An aesthetic arrest—that’s how I experienced the encounter with one of my students in a personal development course I once taught. I was immediately caught in a world of dynamics from which there was no escaping. Feeling in awe, in total admiration, I was no longer able to see the human being. Instead, I saw Eros and in the presence of this ‘god,’ I felt inadequate and flawed.
The sensed lack of inner freedom as a teacher made me consult my group of peer psychologists. I wanted to understand how to navigate this experience.
It is a good practice for all of us in the helping profession to ask ourselves how our experience in the presence of another might hold information for the other person’s struggles and challenges.
- What am I sensing, experiencing, and what images appear in the presence of this other?
- Is it that I get a sense of what the other person is experiencing?
- Am I part of a dynamic that this person gets locked into more often?
The group of professionals I belonged to, suggested talking to the student about my irrational experience of being in love. Obviously, that idea embarrassed me at first and I shied away from it. But I gathered my courage and shared elements of my experience with him.
We explored if this was a dynamic that he got into more often. Was it possible that he picked up other people’s admiration more often? The theme he worked on in this course was developing a stronger sense of self. (Note the contrast: I saw the divine in him and he thought too little of himself.) We investigated if he was unconsciously trying to meet the ‘wishes and expectations’ of others. He did, and it triggered a fear of failing in him that resulted in procrastination, which undermined his self-esteem even more. One of the hidden invitations in his struggle was to connect to the wishes and desires his own Soul held for him and his life.

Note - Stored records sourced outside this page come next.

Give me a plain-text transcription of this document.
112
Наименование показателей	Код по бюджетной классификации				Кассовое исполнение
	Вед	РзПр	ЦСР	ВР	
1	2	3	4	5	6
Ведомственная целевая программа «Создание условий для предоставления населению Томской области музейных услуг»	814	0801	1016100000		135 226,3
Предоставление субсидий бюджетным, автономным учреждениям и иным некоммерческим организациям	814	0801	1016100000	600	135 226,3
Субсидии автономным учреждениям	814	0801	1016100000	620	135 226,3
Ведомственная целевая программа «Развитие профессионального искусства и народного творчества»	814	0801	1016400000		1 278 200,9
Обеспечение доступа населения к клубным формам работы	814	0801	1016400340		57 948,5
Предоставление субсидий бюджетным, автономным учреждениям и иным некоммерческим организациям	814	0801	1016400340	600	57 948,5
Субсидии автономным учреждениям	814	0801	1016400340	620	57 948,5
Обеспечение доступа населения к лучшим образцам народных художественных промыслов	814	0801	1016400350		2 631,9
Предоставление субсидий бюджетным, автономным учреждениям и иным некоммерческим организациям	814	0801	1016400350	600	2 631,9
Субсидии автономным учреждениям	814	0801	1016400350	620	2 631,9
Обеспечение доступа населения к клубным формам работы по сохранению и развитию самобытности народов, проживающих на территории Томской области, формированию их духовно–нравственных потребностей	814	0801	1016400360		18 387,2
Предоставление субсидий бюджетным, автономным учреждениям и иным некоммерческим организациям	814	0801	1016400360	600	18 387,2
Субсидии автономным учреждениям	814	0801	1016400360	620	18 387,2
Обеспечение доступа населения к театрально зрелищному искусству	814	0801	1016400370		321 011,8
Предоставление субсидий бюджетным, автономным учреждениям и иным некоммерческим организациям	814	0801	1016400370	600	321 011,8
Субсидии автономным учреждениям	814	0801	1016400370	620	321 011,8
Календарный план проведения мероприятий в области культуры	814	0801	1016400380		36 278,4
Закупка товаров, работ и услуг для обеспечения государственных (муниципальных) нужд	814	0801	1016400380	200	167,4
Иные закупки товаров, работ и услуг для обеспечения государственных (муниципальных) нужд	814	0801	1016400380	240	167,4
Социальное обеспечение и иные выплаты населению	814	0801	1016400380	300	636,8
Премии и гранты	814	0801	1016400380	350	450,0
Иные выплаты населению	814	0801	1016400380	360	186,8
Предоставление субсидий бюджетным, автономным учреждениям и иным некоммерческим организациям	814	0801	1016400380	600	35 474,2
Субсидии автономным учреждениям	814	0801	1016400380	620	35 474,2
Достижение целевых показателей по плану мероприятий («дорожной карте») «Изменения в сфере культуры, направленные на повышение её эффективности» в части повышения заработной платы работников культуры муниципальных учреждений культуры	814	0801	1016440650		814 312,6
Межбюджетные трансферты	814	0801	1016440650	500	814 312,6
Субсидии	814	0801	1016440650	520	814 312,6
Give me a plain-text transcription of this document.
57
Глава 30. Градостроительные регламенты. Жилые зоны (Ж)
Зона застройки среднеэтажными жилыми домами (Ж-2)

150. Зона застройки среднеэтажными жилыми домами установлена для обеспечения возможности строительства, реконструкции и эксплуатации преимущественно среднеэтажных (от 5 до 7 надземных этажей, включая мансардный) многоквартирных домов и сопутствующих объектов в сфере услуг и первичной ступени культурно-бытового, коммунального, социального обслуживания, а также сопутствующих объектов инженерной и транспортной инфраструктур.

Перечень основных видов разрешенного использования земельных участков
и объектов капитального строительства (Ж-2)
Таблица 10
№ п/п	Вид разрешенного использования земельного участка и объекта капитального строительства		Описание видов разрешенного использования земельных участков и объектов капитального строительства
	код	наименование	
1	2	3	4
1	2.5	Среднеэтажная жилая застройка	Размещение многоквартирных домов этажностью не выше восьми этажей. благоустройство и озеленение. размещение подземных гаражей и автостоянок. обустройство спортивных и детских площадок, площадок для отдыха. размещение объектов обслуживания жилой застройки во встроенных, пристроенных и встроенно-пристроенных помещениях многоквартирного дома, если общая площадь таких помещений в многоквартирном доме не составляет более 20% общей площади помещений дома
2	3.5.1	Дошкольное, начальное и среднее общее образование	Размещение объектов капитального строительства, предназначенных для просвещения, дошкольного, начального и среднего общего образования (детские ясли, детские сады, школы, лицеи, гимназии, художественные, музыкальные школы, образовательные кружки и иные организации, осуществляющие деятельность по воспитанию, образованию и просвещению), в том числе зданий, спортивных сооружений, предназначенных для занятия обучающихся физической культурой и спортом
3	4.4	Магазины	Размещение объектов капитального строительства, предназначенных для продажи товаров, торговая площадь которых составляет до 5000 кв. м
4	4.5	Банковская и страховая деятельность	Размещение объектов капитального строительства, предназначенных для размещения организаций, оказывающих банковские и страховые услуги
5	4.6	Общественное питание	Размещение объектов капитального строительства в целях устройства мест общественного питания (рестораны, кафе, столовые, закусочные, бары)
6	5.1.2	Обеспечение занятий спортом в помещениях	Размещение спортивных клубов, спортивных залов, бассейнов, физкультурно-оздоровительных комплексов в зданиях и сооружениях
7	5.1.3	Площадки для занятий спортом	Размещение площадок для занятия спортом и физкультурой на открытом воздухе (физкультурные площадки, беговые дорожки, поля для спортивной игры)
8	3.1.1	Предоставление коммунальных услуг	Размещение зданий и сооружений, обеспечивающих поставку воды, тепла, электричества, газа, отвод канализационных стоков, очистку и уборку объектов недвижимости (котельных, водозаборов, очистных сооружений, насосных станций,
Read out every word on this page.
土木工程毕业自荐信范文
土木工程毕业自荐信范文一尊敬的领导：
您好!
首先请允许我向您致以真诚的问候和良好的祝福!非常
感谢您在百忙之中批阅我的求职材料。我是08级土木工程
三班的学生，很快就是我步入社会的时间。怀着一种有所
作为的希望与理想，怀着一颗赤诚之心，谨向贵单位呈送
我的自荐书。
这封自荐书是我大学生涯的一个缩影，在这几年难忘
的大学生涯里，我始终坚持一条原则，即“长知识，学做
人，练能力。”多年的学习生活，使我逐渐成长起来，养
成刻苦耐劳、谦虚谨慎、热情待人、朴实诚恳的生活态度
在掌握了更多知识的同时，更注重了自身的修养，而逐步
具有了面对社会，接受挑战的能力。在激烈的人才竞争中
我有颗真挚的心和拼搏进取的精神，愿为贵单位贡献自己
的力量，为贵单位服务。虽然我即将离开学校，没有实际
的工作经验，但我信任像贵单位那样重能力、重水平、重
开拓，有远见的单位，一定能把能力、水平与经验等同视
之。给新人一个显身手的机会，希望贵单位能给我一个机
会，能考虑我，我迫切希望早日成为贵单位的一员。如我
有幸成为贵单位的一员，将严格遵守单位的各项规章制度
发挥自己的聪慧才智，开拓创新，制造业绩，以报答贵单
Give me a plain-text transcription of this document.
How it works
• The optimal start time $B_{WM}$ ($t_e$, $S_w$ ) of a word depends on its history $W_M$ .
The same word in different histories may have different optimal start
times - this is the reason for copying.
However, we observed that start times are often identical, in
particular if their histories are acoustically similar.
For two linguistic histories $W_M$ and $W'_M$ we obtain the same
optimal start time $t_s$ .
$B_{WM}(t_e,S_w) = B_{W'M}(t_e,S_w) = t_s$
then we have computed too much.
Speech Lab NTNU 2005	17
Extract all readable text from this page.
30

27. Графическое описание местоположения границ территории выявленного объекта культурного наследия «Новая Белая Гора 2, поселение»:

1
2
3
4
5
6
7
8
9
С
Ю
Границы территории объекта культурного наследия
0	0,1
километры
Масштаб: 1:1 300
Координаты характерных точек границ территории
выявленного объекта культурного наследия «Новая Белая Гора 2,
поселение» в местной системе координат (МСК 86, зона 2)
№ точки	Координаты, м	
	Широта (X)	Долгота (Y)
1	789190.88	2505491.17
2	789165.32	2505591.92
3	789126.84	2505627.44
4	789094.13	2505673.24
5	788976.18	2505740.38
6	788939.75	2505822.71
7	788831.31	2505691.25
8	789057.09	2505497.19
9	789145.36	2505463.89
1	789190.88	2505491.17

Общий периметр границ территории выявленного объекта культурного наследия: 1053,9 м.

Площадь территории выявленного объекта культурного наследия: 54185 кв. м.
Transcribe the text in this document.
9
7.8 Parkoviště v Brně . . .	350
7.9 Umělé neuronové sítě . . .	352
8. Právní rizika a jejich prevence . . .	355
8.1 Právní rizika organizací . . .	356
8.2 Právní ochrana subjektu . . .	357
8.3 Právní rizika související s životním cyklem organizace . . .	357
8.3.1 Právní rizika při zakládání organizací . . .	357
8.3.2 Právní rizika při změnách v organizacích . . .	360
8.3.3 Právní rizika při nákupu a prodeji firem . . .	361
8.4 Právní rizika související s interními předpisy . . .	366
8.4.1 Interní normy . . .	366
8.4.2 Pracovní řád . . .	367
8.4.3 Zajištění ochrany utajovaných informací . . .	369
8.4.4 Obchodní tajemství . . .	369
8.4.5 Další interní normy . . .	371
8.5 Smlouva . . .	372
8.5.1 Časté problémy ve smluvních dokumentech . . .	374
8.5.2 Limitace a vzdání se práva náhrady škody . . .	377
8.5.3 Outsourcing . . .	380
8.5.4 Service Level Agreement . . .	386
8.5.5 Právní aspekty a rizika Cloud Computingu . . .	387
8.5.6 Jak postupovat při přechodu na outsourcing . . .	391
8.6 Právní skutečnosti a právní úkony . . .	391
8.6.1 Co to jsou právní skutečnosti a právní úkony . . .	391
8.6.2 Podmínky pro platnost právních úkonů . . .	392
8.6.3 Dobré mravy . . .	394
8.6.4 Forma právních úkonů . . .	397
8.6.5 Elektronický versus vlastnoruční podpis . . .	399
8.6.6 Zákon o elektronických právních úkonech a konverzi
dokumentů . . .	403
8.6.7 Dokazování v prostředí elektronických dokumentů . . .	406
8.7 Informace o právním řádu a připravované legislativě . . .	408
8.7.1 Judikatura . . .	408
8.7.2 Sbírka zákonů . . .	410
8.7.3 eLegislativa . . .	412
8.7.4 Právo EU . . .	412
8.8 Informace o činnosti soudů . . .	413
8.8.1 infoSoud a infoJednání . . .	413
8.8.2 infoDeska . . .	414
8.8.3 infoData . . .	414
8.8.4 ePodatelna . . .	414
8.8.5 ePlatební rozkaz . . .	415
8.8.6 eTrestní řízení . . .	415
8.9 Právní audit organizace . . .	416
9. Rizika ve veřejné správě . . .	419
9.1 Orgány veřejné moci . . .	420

Speaking about the world he triggered in me, was essential. It carried relevant information for him, and it helped me to trust myself being the instrument when working with people. Tracking our subjectivity in the helping profession is good practice. Master teacher Polly Young-Eisendrath shares her knowledge in the course about transference and countertransference on the Jung Platform.
In the course Transference and Countertransference, Polly Young-Eisendrath helps you to have better relationships. She combines psychotherapeutic understanding with Buddhist practices as she explains how we can deal with the phenomena of projecting our own wounds and gold onto our partner. And how our partner transfers then their un-recognized wounds and gold back onto us. Learn more here.
Akke-Jeanne Klerk
Akke-Jeanne is Jung Platform’s co-founder & Jungian Coach. Her background consists of a Master’s in Psychology, and several years of training in Jungian Analysis. She is the author of ‘Psychology of Heartbreak’ (in Dutch) and has offered trainings on coaching for over a decade.
More Posts by Akke-Jeanne Klerk6 Comments
Join the discussion and tell us your opinion.
Comments are closed.
This helped me to understand an issues a few decades ago in counseling session with a client. I was able to work through it but this explained the dynamics. Thank you.
Thankyou for sharing this. Many years ago I had a client who nearly sent me to sleep! The content of what she was sharing was actually very deep and potentially interesting, but I felt so tired listening. At about the 3rd session of this, I told her how tired I felt listening to her story, and asked her how she felt about it… “Oh, “she said, “I’m sick and tired of it, but I can’t let go…” A magic start to some wonderful work!
Thank you for this article Akke-Jeanne! “I saw the divine in him and he thought too little of himself” – is a challenging situation. I’m struggling with this with a person and not sure how to proceed. He is chronically a rescuer in his life and I’m nothing but a rescuee. I’m trying to get over this pattern and he is too, but now it looks like I swung in a different direction and trying to show him his divineness (rescue him from himself), which he is not ready to see yet. Now I’m wondering if it’s better for both to disengage.
What a brave share. And how rewarding. Thank you
I am impressed with you writing about this experience, but also with your professional peer group at the time, and most of all with your bravery on acting on their council. These are very risky situations, but it seems you worked through it successfully and fruitfully.